Hinter den dicken Mauern des Schlosses knallen die Sektkorken.
In ausschweifenden Exzessen wird gefeiert, getrunken und getanzt.
Vor den Toren jedoch, tief im Wald, da spielt sich Ungeheuerliches ab.
Eine Tat, monströs und unfassbar – und doch alltäglich.
Es ist ein kleiner Ort, dieses Dunkelblum, idyllisch gelegen im österreichischen Burgenland. Früher residierten Grafen hier an der Grenze zu Ungarn. Heute gibt es nur noch ihre Gruft und eine Schlossruine, Zeugen der guten, alten Zeit. Seit Generationen bewohnen alteingesessene Familien den Ort und so bleibt man auch gerne unter sich. Argwöhnisch wird deshalb der fremde, alte Mann begutachtet, der in das Dorf kommt und Fragen stellt, unangenehme Fragen, Fragen nach Gräbern, die bereits im Umland gefunden worden sind, Fragen nach dem Fest des Fürsten am Kriegsende, Fragen nach Einwohnern, die seitdem als verschollen gelten.
Als auch noch ein DDR-Flüchtling ins Dorf stolpert und eine junge Frau verschwindet, stehen endgültig die Geister der Vergangenheit vor der Tür, denn über dem Ort liegt ein dunkles Geheimnis, ein Ungeheuer, das seit Jahrzehnten schläft und niemals geweckt werden sollte.
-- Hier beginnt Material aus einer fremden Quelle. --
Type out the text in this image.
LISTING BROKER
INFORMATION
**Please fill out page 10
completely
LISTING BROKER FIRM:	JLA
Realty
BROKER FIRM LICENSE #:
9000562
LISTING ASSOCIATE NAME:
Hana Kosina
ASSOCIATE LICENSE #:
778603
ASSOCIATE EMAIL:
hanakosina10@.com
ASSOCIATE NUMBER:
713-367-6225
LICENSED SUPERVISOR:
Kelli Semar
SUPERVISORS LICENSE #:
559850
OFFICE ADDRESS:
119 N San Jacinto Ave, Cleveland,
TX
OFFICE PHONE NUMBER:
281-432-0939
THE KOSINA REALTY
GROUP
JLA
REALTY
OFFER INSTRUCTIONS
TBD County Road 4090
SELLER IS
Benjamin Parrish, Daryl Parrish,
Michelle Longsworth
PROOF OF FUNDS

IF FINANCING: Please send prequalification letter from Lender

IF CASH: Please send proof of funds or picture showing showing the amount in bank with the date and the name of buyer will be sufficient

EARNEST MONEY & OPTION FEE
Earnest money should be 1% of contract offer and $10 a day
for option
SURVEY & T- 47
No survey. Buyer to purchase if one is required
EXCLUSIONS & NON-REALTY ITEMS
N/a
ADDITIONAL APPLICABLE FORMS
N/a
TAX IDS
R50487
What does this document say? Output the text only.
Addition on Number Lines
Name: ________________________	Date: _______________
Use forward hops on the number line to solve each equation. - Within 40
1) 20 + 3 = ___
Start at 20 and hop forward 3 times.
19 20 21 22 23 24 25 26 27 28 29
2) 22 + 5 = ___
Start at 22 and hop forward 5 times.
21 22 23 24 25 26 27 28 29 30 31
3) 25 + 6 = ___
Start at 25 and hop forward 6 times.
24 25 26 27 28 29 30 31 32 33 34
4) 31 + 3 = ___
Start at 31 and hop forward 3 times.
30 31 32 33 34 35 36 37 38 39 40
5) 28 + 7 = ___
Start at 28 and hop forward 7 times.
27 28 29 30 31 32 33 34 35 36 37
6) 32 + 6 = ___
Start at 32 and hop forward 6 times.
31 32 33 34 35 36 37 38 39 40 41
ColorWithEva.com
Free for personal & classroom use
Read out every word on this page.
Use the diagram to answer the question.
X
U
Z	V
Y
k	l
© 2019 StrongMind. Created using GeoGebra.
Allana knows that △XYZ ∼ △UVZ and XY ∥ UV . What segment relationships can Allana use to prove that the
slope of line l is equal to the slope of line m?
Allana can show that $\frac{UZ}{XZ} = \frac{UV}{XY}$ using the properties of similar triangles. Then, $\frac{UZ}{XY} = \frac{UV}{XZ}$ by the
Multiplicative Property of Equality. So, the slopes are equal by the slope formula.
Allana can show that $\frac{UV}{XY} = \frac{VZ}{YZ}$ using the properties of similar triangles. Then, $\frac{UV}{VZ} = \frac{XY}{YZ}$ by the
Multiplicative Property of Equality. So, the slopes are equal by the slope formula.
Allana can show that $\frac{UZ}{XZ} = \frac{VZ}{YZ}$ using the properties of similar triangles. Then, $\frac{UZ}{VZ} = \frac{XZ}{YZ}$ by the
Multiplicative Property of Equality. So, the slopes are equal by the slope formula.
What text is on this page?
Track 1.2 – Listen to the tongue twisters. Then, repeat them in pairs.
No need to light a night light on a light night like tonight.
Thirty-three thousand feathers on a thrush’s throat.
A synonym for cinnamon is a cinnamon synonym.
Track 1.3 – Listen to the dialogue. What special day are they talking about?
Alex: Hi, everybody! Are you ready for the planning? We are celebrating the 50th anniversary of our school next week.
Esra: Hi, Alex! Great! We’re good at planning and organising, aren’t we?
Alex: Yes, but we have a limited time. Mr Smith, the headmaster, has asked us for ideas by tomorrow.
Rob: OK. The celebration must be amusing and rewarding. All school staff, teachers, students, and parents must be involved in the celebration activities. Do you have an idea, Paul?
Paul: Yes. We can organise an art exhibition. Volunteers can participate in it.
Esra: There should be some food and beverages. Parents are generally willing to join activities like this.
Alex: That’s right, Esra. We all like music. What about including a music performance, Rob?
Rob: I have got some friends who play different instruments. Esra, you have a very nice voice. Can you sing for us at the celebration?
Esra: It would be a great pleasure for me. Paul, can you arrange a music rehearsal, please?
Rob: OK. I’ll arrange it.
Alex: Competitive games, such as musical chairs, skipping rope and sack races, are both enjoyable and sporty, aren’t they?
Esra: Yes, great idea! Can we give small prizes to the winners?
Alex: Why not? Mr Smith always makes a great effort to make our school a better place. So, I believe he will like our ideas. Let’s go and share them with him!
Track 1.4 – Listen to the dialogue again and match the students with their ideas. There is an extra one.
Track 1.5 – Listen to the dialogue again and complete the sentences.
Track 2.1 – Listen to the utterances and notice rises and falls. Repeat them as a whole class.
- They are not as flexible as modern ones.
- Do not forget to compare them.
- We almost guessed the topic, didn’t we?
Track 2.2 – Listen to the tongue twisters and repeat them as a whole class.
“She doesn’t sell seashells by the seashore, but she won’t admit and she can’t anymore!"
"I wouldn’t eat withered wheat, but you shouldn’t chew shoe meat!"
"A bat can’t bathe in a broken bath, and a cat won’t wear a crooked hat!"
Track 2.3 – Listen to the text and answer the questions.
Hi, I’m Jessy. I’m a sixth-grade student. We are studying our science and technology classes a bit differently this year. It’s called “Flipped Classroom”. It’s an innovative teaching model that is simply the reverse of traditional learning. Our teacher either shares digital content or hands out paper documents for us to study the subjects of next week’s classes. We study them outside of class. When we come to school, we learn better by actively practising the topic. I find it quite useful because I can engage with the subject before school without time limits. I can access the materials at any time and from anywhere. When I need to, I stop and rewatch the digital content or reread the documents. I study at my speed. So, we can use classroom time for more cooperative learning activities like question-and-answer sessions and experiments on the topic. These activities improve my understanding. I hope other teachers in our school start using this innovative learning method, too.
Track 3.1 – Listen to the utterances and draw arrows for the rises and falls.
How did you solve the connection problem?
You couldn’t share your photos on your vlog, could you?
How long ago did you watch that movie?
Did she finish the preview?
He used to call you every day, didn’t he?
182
Nicht leicht verfalle ich in Überschwang – aber mein Jahreshighlight ist bereits gefunden! Besser kann es nicht mehr werden.
Was für ein intensiver, atmosphärischer und stilistisch brillanter Roman!
Wie bei einer Ausgrabung wird mühsam Schicht für Schicht von der Geschichte abgetragen, bis man in eine Tiefe vorstößt, die einen ängstigt. Ganz unten, da schlummert eine kollektive Erinnerung an ein Verbrechen, das ungesühnt geblieben ist und sich zur kollektiven Schuld eines ganzen Ortes ausgewachsen hat.
Brillant sind die Verstrickungen jedes einzelnen Dorfbewohners in die Geschichte des Nationalsozialismus verwoben. Die Charaktere werden so plastisch dargestellt, so lebendig und lebensnah, durch Sprechweisen und Dialekte, durch Wünsche, Ängste und Handeln, durch Lügen, Betrügen und Erpressen, durch Verheimlichen und Totschweigen, dass sie sich in ihrer ganzen Fülle aus dem Papier erheben und als Lebewesen aus Fleisch und Blut vor einem stehen.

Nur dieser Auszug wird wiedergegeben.